President Franklin D. Roosevelt presented Walsh the Medal of Honor on 8 February 1944; he was promoted to temporary captain effective 8 February when he received the award and was promoted to permanent captain on 13 November 1948.

Walsh returned to flying combat missions in April 1945, serving with VMF-122, and was awarded his 7th Distinguished Flying Cross for heroism and extraordinary achievement from 28 April to 12 May 1945, in the Philippine Islands area. He scored his last kill while serving as the Operations Officer of VMF-222 at Okinawa on 22 June 1945. He became the Assistant Operations Officer of Marine Aircraft Group 14, 2nd Marine Aircraft Wing on Okinawa. He returned to the United States in March 1946.

Walsh served in Korea during the Korean War with VMR-152 (Marine Transport Squadron 152), flying C-54 transports, from 15 July 1950 to late July 1951. He was promoted to major in April 1955 and lieutenant colonel in October 1958.

==Retirement and later life==
In 1955 Walsh moved his family to the West Floral Park neighborhood of Santa Ana. Walsh retired from the Marine Corps as a lieutenant colonel on 1 February 1962. He was a frequent participant in history seminars and often assisted researchers and historians interested in the Pacific War.

Walsh died at age 81 due to a heart attack.
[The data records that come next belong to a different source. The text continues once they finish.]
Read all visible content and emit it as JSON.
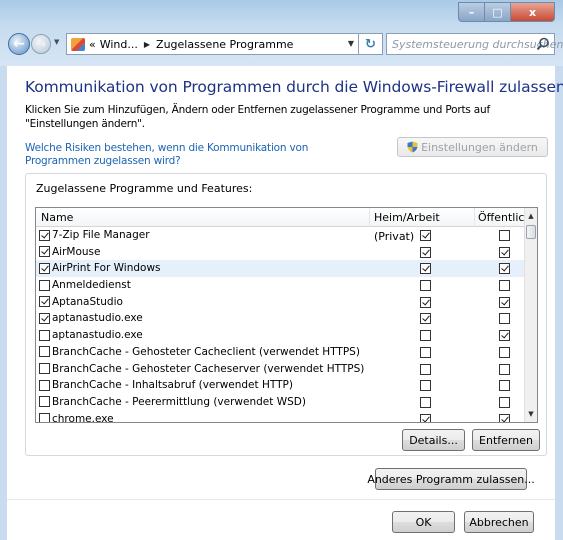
{
  "window": {
    "caption": {
      "minimize": "–",
      "maximize": "□",
      "close": "x"
    }
  },
  "nav": {
    "back": "←",
    "forward": "→",
    "breadcrumb_prefix": "«",
    "breadcrumb": [
      "Wind...",
      "Zugelassene Programme"
    ],
    "refresh": "↻",
    "search_placeholder": "Systemsteuerung durchsuchen"
  },
  "main": {
    "title": "Kommunikation von Programmen durch die Windows-Firewall zulassen",
    "description": "Klicken Sie zum Hinzufügen, Ändern oder Entfernen zugelassener Programme und Ports auf \"Einstellungen ändern\".",
    "risk_link": "Welche Risiken bestehen, wenn die Kommunikation von Programmen zugelassen wird?",
    "settings_button": "Einstellungen ändern",
    "group_label": "Zugelassene Programme und Features:",
    "columns": {
      "name": "Name",
      "private": "Heim/Arbeit (Privat)",
      "public": "Öffentlich"
    },
    "rows": [
      {
        "name": "7-Zip File Manager",
        "enabled": true,
        "private": true,
        "public": false,
        "selected": false
      },
      {
        "name": "AirMouse",
        "enabled": true,
        "private": true,
        "public": true,
        "selected": false
      },
      {
        "name": "AirPrint For Windows",
        "enabled": true,
        "private": true,
        "public": true,
        "selected": true
      },
      {
        "name": "Anmeldedienst",
        "enabled": false,
        "private": false,
        "public": false,
        "selected": false
      },
      {
        "name": "AptanaStudio",
        "enabled": true,
        "private": true,
        "public": true,
        "selected": false
      },
      {
        "name": "aptanastudio.exe",
        "enabled": true,
        "private": true,
        "public": false,
        "selected": false
      },
      {
        "name": "aptanastudio.exe",
        "enabled": false,
        "private": false,
        "public": true,
        "selected": false
      },
      {
        "name": "BranchCache - Gehosteter Cacheclient (verwendet HTTPS)",
        "enabled": false,
        "private": false,
        "public": false,
        "selected": false
      },
      {
        "name": "BranchCache - Gehosteter Cacheserver (verwendet HTTPS)",
        "enabled": false,
        "private": false,
        "public": false,
        "selected": false
      },
      {
        "name": "BranchCache - Inhaltsabruf (verwendet HTTP)",
        "enabled": false,
        "private": false,
        "public": false,
        "selected": false
      },
      {
        "name": "BranchCache - Peerermittlung (verwendet WSD)",
        "enabled": false,
        "private": false,
        "public": false,
        "selected": false
      },
      {
        "name": "chrome.exe",
        "enabled": false,
        "private": true,
        "public": true,
        "selected": false
      }
    ],
    "details_button": "Details...",
    "remove_button": "Entfernen",
    "allow_other_button": "Anderes Programm zulassen...",
    "ok_button": "OK",
    "cancel_button": "Abbrechen"
  },
  "colors": {
    "title": "#1e3287",
    "link": "#1c64b4",
    "selected_row": "#e5f0fb"
  },
  "icons": {
    "back": "back-arrow-icon",
    "forward": "forward-arrow-icon",
    "address": "control-panel-icon",
    "search": "search-icon",
    "settings": "shield-icon"
  }
}
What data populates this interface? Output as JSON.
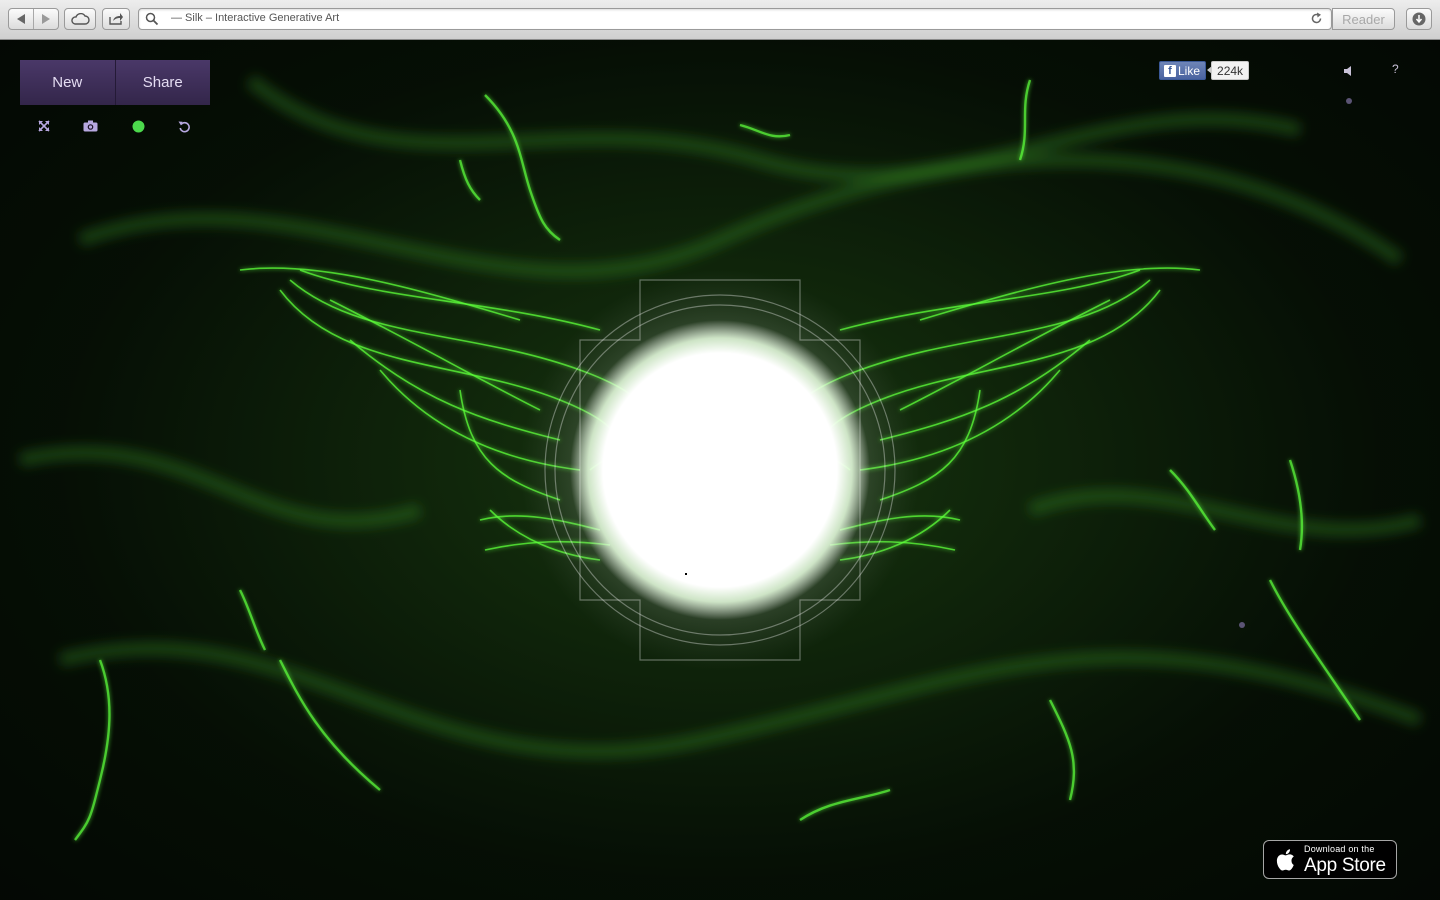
{
  "browser": {
    "address_title": "— Silk – Interactive Generative Art",
    "reader_label": "Reader"
  },
  "toolbar": {
    "new_label": "New",
    "share_label": "Share",
    "tools": [
      "fullscreen-icon",
      "camera-icon",
      "color-dot-icon",
      "undo-icon"
    ],
    "selected_color": "#4cd94c"
  },
  "social": {
    "like_label": "Like",
    "like_count": "224k"
  },
  "controls": {
    "help_label": "?"
  },
  "appstore": {
    "small_text": "Download on the",
    "big_text": "App Store"
  },
  "colors": {
    "silk": "#5cff3a",
    "button_bg": "#3a2b54",
    "center_glow": "#ffffff"
  }
}
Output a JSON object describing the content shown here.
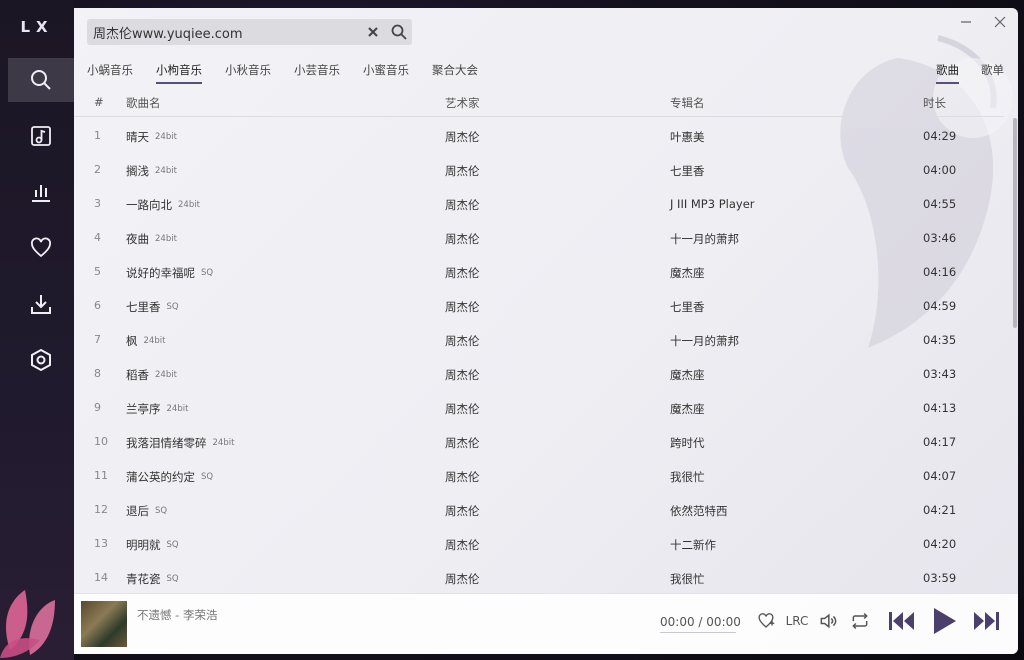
{
  "app": {
    "logo": "LX"
  },
  "sidebar": {
    "items": [
      {
        "name": "search",
        "icon": "search-icon"
      },
      {
        "name": "songlist",
        "icon": "music-list-icon"
      },
      {
        "name": "leaderboard",
        "icon": "chart-icon"
      },
      {
        "name": "favorites",
        "icon": "heart-icon"
      },
      {
        "name": "download",
        "icon": "download-icon"
      },
      {
        "name": "settings",
        "icon": "settings-icon"
      }
    ]
  },
  "search": {
    "value": "周杰伦www.yuqiee.com",
    "placeholder": ""
  },
  "source_tabs": [
    {
      "label": "小蜗音乐",
      "active": false
    },
    {
      "label": "小枸音乐",
      "active": true
    },
    {
      "label": "小秋音乐",
      "active": false
    },
    {
      "label": "小芸音乐",
      "active": false
    },
    {
      "label": "小蜜音乐",
      "active": false
    },
    {
      "label": "聚合大会",
      "active": false
    }
  ],
  "type_tabs": [
    {
      "label": "歌曲",
      "active": true
    },
    {
      "label": "歌单",
      "active": false
    }
  ],
  "table": {
    "headers": {
      "num": "#",
      "name": "歌曲名",
      "artist": "艺术家",
      "album": "专辑名",
      "duration": "时长"
    },
    "rows": [
      {
        "num": "1",
        "name": "晴天",
        "quality": "24bit",
        "artist": "周杰伦",
        "album": "叶惠美",
        "duration": "04:29"
      },
      {
        "num": "2",
        "name": "搁浅",
        "quality": "24bit",
        "artist": "周杰伦",
        "album": "七里香",
        "duration": "04:00"
      },
      {
        "num": "3",
        "name": "一路向北",
        "quality": "24bit",
        "artist": "周杰伦",
        "album": "J III MP3 Player",
        "duration": "04:55"
      },
      {
        "num": "4",
        "name": "夜曲",
        "quality": "24bit",
        "artist": "周杰伦",
        "album": "十一月的萧邦",
        "duration": "03:46"
      },
      {
        "num": "5",
        "name": "说好的幸福呢",
        "quality": "SQ",
        "artist": "周杰伦",
        "album": "魔杰座",
        "duration": "04:16"
      },
      {
        "num": "6",
        "name": "七里香",
        "quality": "SQ",
        "artist": "周杰伦",
        "album": "七里香",
        "duration": "04:59"
      },
      {
        "num": "7",
        "name": "枫",
        "quality": "24bit",
        "artist": "周杰伦",
        "album": "十一月的萧邦",
        "duration": "04:35"
      },
      {
        "num": "8",
        "name": "稻香",
        "quality": "24bit",
        "artist": "周杰伦",
        "album": "魔杰座",
        "duration": "03:43"
      },
      {
        "num": "9",
        "name": "兰亭序",
        "quality": "24bit",
        "artist": "周杰伦",
        "album": "魔杰座",
        "duration": "04:13"
      },
      {
        "num": "10",
        "name": "我落泪情绪零碎",
        "quality": "24bit",
        "artist": "周杰伦",
        "album": "跨时代",
        "duration": "04:17"
      },
      {
        "num": "11",
        "name": "蒲公英的约定",
        "quality": "SQ",
        "artist": "周杰伦",
        "album": "我很忙",
        "duration": "04:07"
      },
      {
        "num": "12",
        "name": "退后",
        "quality": "SQ",
        "artist": "周杰伦",
        "album": "依然范特西",
        "duration": "04:21"
      },
      {
        "num": "13",
        "name": "明明就",
        "quality": "SQ",
        "artist": "周杰伦",
        "album": "十二新作",
        "duration": "04:20"
      },
      {
        "num": "14",
        "name": "青花瓷",
        "quality": "SQ",
        "artist": "周杰伦",
        "album": "我很忙",
        "duration": "03:59"
      }
    ]
  },
  "player": {
    "track": "不遗憾 - 李荣浩",
    "time_current": "00:00",
    "time_sep": "/",
    "time_total": "00:00",
    "lrc_label": "LRC"
  },
  "colors": {
    "accent": "#5a4f7a",
    "sidebar_bg": "#1b1624",
    "panel_bg": "#f0eff4"
  }
}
He left a widow, Beulah, and a son, and was buried at Arlington National Cemetery on 13 August 1998.

==Military awards==
Walsh's military decorations and awards include:

Naval Aviator Badge
| Medal of Honor |  |  |  |  |  | Distinguished Flying Cross w/ one 5⁄16" Silver Star and one 5⁄16" Gold Star |  |  |  |  |  |
| Air Medal w/ two 5⁄16" Silver Stars and two 5⁄16" Gold Stars |  |  |  | Air Medal w/ 5⁄16" Gold Star (second ribbon required for accouterment spacing) |  |  |  | Combat Action Ribbon w/ 5⁄16" Gold Star |  |  |  |
| Navy Presidential Unit Citation w/ 3⁄16" Bronze Star |  |  |  | Air Force Presidential Unit Citation |  |  |  | Marine Corps Good Conduct Medal w/ 3⁄16" Bronze Star |  |  |  |
| American Defense Service Medal w/ 3⁄16" Bronze Star |  |  |  | American Campaign Medal |  |  |  | Asiatic-Pacific Campaign Medal w/ four 3⁄16" Bronze Stars |  |  |  |
| World War II Victory Medal |  |  |  | Navy Occupation Service Medal w/ 'Asia' clasp |  |  |  | National Defense Service Medal w/ 3⁄16" Bronze Star |  |  |  |
| Korean Service Medal w/ three 3⁄16" Bronze Stars |  |  |  | Philippine Presidential Unit Citation |  |  |  | Republic of Korea Presidential Unit Citation |  |  |  |
| Philippine Liberation Medal w/ 3⁄16" Bronze Star |  |  |  | United Nations Service Medal for Korea |  |  |  | Korean War Service Medal |  |  |  |

===Medal of Honor citation===
Rank and organization: First Lieutenant, pilot in Marine Fighting Squadron 124, U.S. Marine Corps.

Place and date: Solomon Islands area, 15 and 30 August 1943.

Entered service at: New York.

Born: 24 November 1916, Brooklyn, N.Y.

Other Navy awards: Distinguished Flying Cross with 5 Gold Stars

Citation:

For extraordinary heroism and intrepidity above and beyond the call of duty as a pilot in Marine Fighting Squadron 124 in aerial combat against enemy Japanese forces in the Solomon Islands area. Determined to thwart the enemy's attempt to bomb Allied ground forces and shipping at Vella Lavella on 15 August 1943, 1st Lt. Walsh repeatedly dived his plane into an enemy formation outnumbering his own division 6 to 1 and, although his plane was hit numerous times, shot down 2 Japanese dive bombers and 1 fighter. After developing engine trouble on 30 August during a vital escort mission, 1st Lt. Walsh landed his mechanically disabled plane at Munda, quickly replaced it with another, and proceeded to rejoin his flight over Kahili. Separated from his escort group when he encountered approximately 50 Japanese Zeros, he unhesitatingly attacked, striking with relentless fury in his lone battle against a powerful force. He destroyed 4 hostile fighters before cannon shellfire forced him to make a dead-stick landing off Vella Lavella where he was later picked up. His valiant leadership and his daring skill as a flier served as a source of confidence and inspiration to his fellow pilots and reflect the highest credit upon the U.S. Naval Service.